The advent of digital media has evoked diverse opinions on whether it is a necessity for countries to introduce new media ethics specifically for online journalists to abide by when reporting on the news. 

The American Society of Professional Journalists defines ethics as a set of principles and practices articulated in a code for journalists or media professionals to help the journalists act responsibly. Traditionally, media ethics are guided by four principles that are to seek the truth, act independently, be held accountable, and try to minimise harm. Media experts have noted that ethics are sets of moral principles that guide the conduct of media professionals, mostly journalists. These abiding principles are often unwritten but very important for professionals who communicate to a larger audience. Therefore, journalists need to seek the truth and act responsibly.

As a media professional, one can agree with me that the advent of new media and digital technologies have raised a host of thorny and troubling ethical challenges for media practitioners - whether professional journalists or citizen journalists.

New media like social media and blogs have blurred the lines of journalism. Traditionally, journalists were highly trained people who wrote news for print media like newspapers or magazines, and reports for broadcast media. The days of journalism being an exclusive trade for the few are long gone. In our age and time, social media has made it possible for everyone to be a journalist. This is called citizen journalism, whereby ordinary people play an active role in the gathering and dissemination of news. Facebook, Twitter and other new media like YouTube allowed everyone to publish their stories. People, especially millennials, now consume news from social media. But the blurring of borders between professional and citizen journalists came at a great cost.

Citizen journalism has been attributed to fueling the spread of fake news, misinformation, disinformation, mal-information and propaganda since the Covid-19 outbreak.  Various social media platforms were used as battlegrounds on which disturbing, divisive and even dangerous campaigns and content are being publicised and shared. In its report titled ‘Journalism, Fake News and Disinformation’, UNESCO has confirmed that the spread of disinformation and misinformation is made possible largely through social networks and social messaging that begs the question on the extent of regulation and self-regulation of companies providing these services. Namibia reported its first confirmed Covid-19 cases on 13 March 2020, and the government declared a coronavirus outbreak on 14 March. Ever since then, citizen journalists have been using
social media to disseminate falsehoods about the pandemic, including coronavirus vaccines, which causes public confusion and panic. As a result, the Ministry of Health and Social Services has been forced to come out to issue public notices to debunk unsubstantiated reports on social media about Covid-19 vaccinations.  It is against this background that the media have been interrogating the need for countries to introduce new guiding principles for media practitioners. Experts strongly believe that ethics remains ethics, whether in the face of the old practice of journalism or the new journalism that was created by new media technologies. There are views that those new media technologies that bring about citizen journalists who are equally involved in news gathering and disseminating of information need to abide by a code of ethics.
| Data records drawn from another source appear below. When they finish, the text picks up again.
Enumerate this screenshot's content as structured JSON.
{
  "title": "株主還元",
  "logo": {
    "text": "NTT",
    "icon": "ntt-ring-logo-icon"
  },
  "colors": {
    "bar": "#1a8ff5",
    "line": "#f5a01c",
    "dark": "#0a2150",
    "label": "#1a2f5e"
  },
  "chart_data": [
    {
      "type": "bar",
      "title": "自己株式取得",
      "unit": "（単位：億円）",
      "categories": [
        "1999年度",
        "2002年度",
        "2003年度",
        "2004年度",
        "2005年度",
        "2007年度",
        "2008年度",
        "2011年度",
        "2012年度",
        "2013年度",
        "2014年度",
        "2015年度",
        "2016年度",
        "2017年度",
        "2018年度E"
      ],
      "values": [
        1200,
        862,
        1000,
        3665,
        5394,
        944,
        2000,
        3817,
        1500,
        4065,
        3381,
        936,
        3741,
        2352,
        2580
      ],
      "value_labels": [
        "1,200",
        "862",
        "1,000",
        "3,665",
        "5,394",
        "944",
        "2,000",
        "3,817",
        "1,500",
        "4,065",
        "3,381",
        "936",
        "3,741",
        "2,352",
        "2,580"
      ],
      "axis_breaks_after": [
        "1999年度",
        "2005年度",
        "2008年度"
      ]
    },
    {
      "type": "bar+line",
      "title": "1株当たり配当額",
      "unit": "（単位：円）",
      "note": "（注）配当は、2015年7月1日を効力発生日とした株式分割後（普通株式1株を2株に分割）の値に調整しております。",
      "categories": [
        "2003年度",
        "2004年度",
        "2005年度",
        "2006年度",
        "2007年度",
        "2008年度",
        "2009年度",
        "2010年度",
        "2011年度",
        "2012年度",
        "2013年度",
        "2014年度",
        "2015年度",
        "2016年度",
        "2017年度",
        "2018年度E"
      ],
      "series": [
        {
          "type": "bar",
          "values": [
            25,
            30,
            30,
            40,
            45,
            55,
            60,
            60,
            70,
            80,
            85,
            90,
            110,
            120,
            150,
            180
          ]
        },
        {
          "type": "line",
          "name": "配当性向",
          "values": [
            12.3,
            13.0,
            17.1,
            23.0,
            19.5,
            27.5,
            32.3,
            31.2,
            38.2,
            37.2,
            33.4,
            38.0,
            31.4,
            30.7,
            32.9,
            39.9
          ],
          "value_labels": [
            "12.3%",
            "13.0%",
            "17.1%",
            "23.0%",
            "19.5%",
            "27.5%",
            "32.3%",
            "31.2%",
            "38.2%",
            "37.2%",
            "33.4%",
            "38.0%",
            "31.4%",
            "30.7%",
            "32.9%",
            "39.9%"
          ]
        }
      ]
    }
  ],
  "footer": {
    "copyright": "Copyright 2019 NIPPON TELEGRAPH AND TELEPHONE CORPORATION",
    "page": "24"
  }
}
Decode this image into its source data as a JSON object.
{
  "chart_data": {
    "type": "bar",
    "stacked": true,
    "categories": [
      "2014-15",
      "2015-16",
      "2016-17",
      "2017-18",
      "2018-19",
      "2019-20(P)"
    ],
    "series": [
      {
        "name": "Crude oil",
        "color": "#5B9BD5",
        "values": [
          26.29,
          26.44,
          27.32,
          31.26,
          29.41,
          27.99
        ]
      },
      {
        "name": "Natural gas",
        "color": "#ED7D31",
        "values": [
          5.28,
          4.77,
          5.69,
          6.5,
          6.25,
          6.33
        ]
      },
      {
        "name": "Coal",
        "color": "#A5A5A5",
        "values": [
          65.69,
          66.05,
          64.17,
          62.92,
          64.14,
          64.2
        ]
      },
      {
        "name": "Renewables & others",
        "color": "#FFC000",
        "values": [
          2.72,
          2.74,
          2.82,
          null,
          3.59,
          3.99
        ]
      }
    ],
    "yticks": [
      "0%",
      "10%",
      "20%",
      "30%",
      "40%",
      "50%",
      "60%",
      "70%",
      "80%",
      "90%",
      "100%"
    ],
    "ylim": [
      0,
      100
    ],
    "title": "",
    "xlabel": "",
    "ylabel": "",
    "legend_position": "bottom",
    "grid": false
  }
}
They further maintain that citizen journalists who involve themselves in the analysis and reporting of news must be held accountable for the information they publish. In addition, one could agree that new media is somehow a representation of traditional media in the digital format that allows instant feedback, and there is thus no need to draw up new media ethics, but rather mixed media ethics that integrate traditional and new media practices. Finally, it is therefore advisable that professional journalists must live up to the challenges presented by the emergence of citizen journalism and remain committed to the basic principles of journalism ethics, which is objective reporting to protect the public interest. At the same time, it is also equally important to find a way to ensure that citizen journalists abide by the basic principles of journalism.